I can’t believe this is might actually happen for me.
I haven’t posted since September because everything was basically the same. Not ovulating, no pregnancy, no parenthood in sight, just waiting to get an appointment to be seen and start a new course of treatment.
Right now, I am truly hopeful, and feel so much lighter. Though I haven’t been ovulating, I’ve finally had an appointment with the fertility clinic last week for an ultrasound to check for cysts before starting treatment for an IUI procedure. No cysts, and healthy follicles!
If you didn’t know, IUI means Intrauterine Insemination, a procedure where they take the male donor’s sperm as close as possible to the egg right at ovulation, to increase the chances of conception.
After two ultrasounds and a round of letrozole, my follicles look very healthy, the uterine lining is nice and cozy for conception, and everything is looking good. We’re just waiting for me to ovulate. I’m hoping that I do by Saturday, but if I don’t have an LH surge by tomorrow I think we might have to do another ultrasound and maybe even a HCG trigger shot to get my body to ovulate for the procedure.

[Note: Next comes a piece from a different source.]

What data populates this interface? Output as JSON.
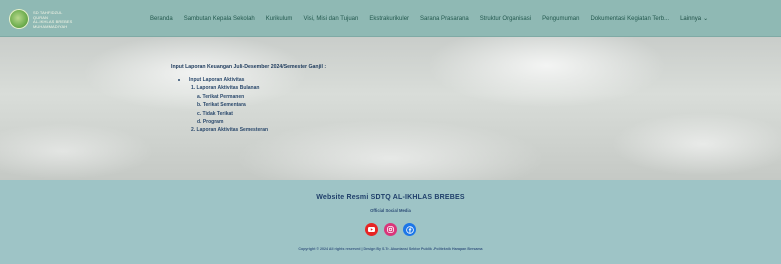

The good news is, within the next seven days, I might finally become pregnant for the first time. I mean, I won’t really know for two weeks after the procedure, but it might happen. The chances are good. Everything is looking great. I’m trying to be as positive as possible.
The doctor and nurses I’ve seen have been so optimistic and hopeful about it, and it makes me have more hope that I will become a mom soon.
I’m not sure why I desire becoming a parent so much, I know how difficult it will be to be a parent. But this desire is overwhelming my heart and soul. I’ve prayed on this so much, asking God why this desire is adhered to my soul so strongly, but it hasn’t lifted or lessened after all this time.
So I truly, deeply hope that this will happen for us.
Please pray for us, send well wishes or good vibes. But again, no baby dust, because that sounds like you’re making dust out of babies and that’s just weird.